Pour les entreprises du secteur des boissons, l’enjeu dépasse la seule question du libellé. Si la Grande-Bretagne restreint ou redéfinit l’usage de « sans alcool », les producteurs pourraient devoir revoir leurs étiquettes et leurs allégations marketing pour les bières, vins et produits prêts à boire vendus dans le pays. Les détaillants pourraient également être confrontés à de nouvelles règles sur la manière dont ces boissons sont exposées ou vendues si des restrictions liées à l’âge sont introduites.

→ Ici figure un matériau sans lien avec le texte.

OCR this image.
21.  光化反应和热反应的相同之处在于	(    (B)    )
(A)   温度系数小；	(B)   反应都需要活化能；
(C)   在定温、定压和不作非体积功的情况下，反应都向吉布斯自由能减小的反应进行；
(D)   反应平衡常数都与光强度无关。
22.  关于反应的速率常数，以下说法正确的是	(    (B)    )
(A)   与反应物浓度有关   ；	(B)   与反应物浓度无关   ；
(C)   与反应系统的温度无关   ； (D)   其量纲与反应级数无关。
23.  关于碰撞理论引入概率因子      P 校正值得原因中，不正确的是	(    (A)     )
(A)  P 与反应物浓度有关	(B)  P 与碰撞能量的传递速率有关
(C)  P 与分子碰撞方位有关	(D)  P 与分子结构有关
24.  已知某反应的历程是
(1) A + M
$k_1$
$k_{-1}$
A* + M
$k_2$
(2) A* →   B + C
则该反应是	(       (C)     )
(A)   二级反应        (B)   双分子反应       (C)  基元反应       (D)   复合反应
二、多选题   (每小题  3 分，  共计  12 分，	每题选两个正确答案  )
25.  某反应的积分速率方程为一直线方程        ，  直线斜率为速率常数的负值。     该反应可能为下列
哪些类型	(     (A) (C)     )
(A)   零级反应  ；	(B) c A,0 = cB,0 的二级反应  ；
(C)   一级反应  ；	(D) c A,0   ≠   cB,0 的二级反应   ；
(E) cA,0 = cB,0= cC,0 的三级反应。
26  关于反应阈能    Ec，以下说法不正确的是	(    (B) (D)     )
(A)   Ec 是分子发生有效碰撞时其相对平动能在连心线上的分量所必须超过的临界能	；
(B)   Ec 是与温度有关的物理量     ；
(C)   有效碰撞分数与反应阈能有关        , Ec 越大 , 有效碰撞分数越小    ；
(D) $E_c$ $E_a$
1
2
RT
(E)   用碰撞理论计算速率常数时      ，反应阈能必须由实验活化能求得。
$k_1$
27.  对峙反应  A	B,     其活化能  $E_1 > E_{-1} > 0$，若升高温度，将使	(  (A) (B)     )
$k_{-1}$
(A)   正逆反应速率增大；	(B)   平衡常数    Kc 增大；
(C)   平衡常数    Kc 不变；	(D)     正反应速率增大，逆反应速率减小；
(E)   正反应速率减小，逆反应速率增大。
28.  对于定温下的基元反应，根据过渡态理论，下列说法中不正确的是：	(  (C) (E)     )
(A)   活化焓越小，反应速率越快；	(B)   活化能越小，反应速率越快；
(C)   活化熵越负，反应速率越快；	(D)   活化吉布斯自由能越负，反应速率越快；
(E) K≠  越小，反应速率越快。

Cet examen intervient alors que plusieurs gouvernements accordent une attention accrue à l’étiquetage des boissons alcoolisées, aux messages de santé publique et à l’expansion rapide des alternatives à plus faible degré. En Grande-Bretagne, les ministres ont relié cette discussion à des efforts plus larges visant à réduire les dommages liés à l’alcool et à améliorer la transparence pour les consommateurs.

Aucune décision finale n’a été annoncée. Le gouvernement a indiqué qu’il continuait d’examiner les éléments disponibles avant de décider s’il fallait lancer une consultation officielle sur des modifications des règles d’étiquetage et sur d’éventuelles restrictions de vente aux mineurs.